The knowledge source determines the core information source for the Agent's answers. Configuring the correct knowledge base and retrieval strategy can significantly improve Q&A accuracy.

  • Select Knowledge Base
    • Click the “+” on the right, and select the required knowledge base from the pop-up list, such as:
      Microsoft Learning Database (M365 operations-related document collection).

  • Configure Knowledge Source (Gear Icon)
    Enter the knowledge base settings page for detailed parameter configuration:

    • Retrieval Strategy: Hybrid Retrieval

      • Hybrid retrieval combines semantic understanding and keyword matching, improving recall and accuracy.
      • Recommended for this case, suitable for knowledge Q&A scenarios with large document volumes and diverse queries.
    • Max Recall Number: 5

      • The system will recall up to 5 of the most relevant pieces of content from the knowledge base for answer generation each time.
      • The recommended value is 5; too high may slow response, too low may miss key information.
    • Force Private Domain Q&A: Enable

      • When enabled, the Agent will only use the selected knowledge base content to generate answers, ignoring general model knowledge.
      • Advantage: Ensures answers are authentic, accurate, and controllable.
      • Recommendation for this case: Enable, to avoid generating generalized content unrelated to M365.
    • Document Match Similarity, QnA Match Similarity: Keep Default

      • The default settings fit most scenarios. If you encounter recall failures or misjudgments in actual use, you can adjust this value as needed (generally 0.6 ~ 0.8).

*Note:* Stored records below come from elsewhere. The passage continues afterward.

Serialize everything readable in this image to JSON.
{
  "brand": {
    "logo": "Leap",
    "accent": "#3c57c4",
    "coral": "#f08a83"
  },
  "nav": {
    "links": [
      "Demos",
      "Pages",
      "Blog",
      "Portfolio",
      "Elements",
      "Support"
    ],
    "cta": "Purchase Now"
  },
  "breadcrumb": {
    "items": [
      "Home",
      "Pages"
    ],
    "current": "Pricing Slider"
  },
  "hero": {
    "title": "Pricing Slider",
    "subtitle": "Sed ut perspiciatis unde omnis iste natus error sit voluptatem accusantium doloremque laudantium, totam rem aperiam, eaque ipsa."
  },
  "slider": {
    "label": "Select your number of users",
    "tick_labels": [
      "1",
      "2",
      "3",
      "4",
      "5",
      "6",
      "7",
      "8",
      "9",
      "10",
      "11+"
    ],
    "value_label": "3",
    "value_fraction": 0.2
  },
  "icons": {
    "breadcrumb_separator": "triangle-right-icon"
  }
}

⚠️ In this scenario, external data sources do not need to be configured. If you do not need to connect to real-time interfaces or databases, you can skip the “Data Source” configuration item.

7. Save and Test

  • After configuration, the top right will prompt “Assistant edited, please click Sync.”
  • Click “Sync” and you can test Q&A on the right, for example, enter:
    • “How to create a Copilot?”
    • “How to configure Copilot?”
  • Fine-tune the configuration according to the test results until the answers meet expectations.
  • Finally, click “Publish” in the upper right corner to complete the Agent configuration.

The complete configuration is as follows:

How to Use the “M365 Support” Agent Assistant

  • After completing the configuration, users can start interacting with the intelligent assistant.

  • In the chat box, directly enter any question you want to ask.

    • For example, enter the question: “What are the latest noteworthy features in M365?
  • The assistant will retrieve and reason in real time from your pre-configured knowledge base.

  • The assistant will generate accurate and reliable answers for you based on the retrieved information.